Grapple with this

090117 cargo 1
NASA

Expedition 50 Commander Shane Kimbrough of NASA shared this photograph of the Japan Aerospace Exploration Agency’s Kounotori H-II Transfer Vehicle (HTV-6) as it approached the International Space Station on 12 December.

Kimbrough and Flight Engineer Thomas Pesquet of the European Space Agency successfully captured the 12-tonne spacecraft using the station’s Canadarm2 robotic arm. Robotic ground controllers then installed it on the Earth-facing side of the Harmony module. Flight Engineer Peggy Whitson of NASA monitored HTV-6 systems during the rendezvous and grapple.

The unpiloted cargo spacecraft is loaded with more than 4.5 tonnes of supplies, water, spare parts and experiment hardware for the six-person station crew. The spacecraft, named “Kounotori” – the Japanese word for white stork – launched on 9 December from the Tanegashima Space Centre in southern Japan. It also delivered six new lithium-ion batteries and adapter plates to replace nickel-hydrogen batteries.

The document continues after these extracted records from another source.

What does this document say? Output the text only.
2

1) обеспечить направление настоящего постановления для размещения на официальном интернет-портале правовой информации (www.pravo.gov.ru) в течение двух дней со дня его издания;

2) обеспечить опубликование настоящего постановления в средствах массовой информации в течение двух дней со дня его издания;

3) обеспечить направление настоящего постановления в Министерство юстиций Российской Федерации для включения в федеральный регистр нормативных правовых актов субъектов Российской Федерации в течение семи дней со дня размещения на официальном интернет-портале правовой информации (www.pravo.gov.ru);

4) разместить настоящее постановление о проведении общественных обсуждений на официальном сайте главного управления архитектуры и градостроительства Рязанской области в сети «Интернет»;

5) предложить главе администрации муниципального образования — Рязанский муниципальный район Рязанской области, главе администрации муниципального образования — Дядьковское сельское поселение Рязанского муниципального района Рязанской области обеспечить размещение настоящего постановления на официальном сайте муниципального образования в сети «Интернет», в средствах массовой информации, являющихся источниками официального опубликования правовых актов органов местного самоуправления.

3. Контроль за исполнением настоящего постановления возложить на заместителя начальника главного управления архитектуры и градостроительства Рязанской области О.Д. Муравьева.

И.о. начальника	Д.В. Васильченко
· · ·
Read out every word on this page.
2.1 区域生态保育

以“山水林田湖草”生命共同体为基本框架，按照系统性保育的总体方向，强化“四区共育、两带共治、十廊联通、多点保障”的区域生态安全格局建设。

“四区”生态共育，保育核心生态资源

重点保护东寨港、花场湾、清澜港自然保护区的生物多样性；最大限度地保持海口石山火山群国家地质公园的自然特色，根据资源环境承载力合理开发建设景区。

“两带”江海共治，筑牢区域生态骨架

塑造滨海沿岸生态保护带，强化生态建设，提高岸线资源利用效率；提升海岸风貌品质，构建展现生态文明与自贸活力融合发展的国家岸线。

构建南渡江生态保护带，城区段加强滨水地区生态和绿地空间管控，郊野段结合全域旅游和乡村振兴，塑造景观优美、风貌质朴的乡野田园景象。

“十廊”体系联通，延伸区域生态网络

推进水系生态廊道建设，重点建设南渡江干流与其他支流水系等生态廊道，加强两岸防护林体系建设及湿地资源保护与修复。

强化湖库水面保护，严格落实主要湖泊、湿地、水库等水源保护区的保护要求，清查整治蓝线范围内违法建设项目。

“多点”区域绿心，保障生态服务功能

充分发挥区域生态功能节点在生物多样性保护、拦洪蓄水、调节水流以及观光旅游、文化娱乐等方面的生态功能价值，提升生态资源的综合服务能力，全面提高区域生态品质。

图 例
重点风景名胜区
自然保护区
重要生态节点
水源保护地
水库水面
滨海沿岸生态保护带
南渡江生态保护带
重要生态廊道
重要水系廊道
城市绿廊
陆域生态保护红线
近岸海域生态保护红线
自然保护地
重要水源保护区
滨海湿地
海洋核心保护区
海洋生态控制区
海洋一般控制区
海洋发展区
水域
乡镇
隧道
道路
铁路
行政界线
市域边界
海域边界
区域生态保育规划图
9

The spacecraft was brought the Technology Education (TechEdSat-5) nanosatellite, which includes the Exo-Brake technology demonstration mission. The Exo-Brake technology is a tension-based, flexible braking device that could help bring small payloads back through Earth’s atmosphere unharmed, accurately de-orbiting through a series of adjustments to modulate drag. Exo-Brake deployment is targeted for early 2017.